I got the first clue that something wasn’t right at the warm-up session ahead of a long-distance race two years prior to getting the definitive diagnosis of Parkinson’s disease. Coordination and lifting of arms and legs didn’t really work properly.
It was an irony of fate, here I had stopped smoking and was a serious exerciser, and eight years later the disease forced me to stop working, and I became what was called a retiree on disability, at the age of 58. Life took a swift turn, from leading an exciting professional life as a police man, to being a patient with Parkinson’s disease.
My earlier voluntary exercise has now been replaced by a much more forced one. I occasionally suffer from involuntary movements, which afterwards feels like having run a marathon as you are completely exhausted. The problem is also that I do not know how I will feel the next day. Some days come with the involuntary movements, and then it is a challenge just to be able to sit at a table and eat, to say the least. Other days, I can be so stiff that I have to crawl to the toilet and Mary, my wife of nearly 50 years, has to help me.
My quality of life is clearly affected, but I refuse to sit down and mope. In addition to a fantastic wife, I also try to fill my life with meaningful activities. I am active in a patient group through which I meet other patients with Parkinson’s disease. Although we have various symptoms, we share the experience of having a chronic illness. The disease will unfortunately have its way, but I will fight for a while more.

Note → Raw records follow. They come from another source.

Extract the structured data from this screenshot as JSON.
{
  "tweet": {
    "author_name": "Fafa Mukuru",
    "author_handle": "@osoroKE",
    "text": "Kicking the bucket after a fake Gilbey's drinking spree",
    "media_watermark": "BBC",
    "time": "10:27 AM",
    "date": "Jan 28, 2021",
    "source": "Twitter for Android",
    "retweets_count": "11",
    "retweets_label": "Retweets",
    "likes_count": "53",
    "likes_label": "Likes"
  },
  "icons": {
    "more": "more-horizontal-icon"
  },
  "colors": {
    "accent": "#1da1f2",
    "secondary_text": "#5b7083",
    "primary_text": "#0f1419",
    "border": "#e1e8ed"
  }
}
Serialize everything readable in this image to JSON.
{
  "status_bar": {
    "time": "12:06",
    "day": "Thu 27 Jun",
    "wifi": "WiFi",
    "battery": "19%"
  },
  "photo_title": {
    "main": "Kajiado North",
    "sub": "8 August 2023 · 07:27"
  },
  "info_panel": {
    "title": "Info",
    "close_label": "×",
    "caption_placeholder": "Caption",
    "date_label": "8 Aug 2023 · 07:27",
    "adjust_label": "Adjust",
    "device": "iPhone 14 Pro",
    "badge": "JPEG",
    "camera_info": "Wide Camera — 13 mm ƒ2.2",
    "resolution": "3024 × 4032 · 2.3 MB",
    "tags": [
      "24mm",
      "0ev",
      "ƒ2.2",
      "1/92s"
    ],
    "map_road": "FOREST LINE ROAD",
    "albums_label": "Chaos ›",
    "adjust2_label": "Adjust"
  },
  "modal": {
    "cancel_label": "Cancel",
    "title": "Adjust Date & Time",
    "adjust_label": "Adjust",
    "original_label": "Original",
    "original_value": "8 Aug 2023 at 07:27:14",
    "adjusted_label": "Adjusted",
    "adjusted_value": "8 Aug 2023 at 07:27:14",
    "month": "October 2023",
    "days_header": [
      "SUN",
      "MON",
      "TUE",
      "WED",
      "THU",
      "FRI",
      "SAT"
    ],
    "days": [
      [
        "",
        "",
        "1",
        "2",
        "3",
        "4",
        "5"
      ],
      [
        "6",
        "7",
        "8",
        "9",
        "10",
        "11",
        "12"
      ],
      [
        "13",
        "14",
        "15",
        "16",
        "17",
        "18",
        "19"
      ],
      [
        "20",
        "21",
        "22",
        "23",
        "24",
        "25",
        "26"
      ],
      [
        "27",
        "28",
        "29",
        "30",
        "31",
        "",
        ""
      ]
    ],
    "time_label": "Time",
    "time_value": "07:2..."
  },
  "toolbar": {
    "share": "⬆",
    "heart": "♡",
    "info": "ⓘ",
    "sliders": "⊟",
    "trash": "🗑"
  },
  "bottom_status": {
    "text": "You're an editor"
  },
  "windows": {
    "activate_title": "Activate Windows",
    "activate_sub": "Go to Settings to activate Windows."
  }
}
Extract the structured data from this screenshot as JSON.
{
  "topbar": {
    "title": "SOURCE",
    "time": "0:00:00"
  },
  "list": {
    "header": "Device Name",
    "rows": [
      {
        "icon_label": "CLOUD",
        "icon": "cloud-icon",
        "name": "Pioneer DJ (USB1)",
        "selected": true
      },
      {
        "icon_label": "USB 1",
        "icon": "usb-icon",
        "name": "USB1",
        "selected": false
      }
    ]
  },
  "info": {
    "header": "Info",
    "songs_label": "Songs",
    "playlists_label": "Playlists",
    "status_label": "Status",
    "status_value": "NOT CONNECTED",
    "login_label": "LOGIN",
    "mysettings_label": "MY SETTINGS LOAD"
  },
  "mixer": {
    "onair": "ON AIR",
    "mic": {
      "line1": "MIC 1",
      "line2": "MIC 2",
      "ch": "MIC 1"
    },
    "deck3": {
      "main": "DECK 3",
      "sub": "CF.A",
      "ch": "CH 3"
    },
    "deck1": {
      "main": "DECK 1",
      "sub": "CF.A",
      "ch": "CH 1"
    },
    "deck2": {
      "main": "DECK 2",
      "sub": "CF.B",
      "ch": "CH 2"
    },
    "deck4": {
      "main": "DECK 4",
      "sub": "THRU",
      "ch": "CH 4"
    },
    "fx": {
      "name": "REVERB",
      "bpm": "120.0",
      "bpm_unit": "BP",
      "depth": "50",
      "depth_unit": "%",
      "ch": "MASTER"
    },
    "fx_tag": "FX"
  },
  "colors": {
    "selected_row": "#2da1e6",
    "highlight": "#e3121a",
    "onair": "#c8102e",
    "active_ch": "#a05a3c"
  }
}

Mary, married to John: I suffer with him
It goes up and down for John and it can be a bit hard from time to time. Everyday life can be difficult to plan and it happens that we have to cancel a planned activity with short notice. At the same time, it feels good to be at home and able to provide help, for example with a toilet visit when the stiffness has set. I also suffer with John when the involuntary movements set in, when just eating becomes very difficult. But I take time to do my own things every now and then, like yesterday when I met with my weaving group. It may seem wrong when the first advice to a patient with Parkinson’s disease can be to remove the rugs. We have laughed a lot at that.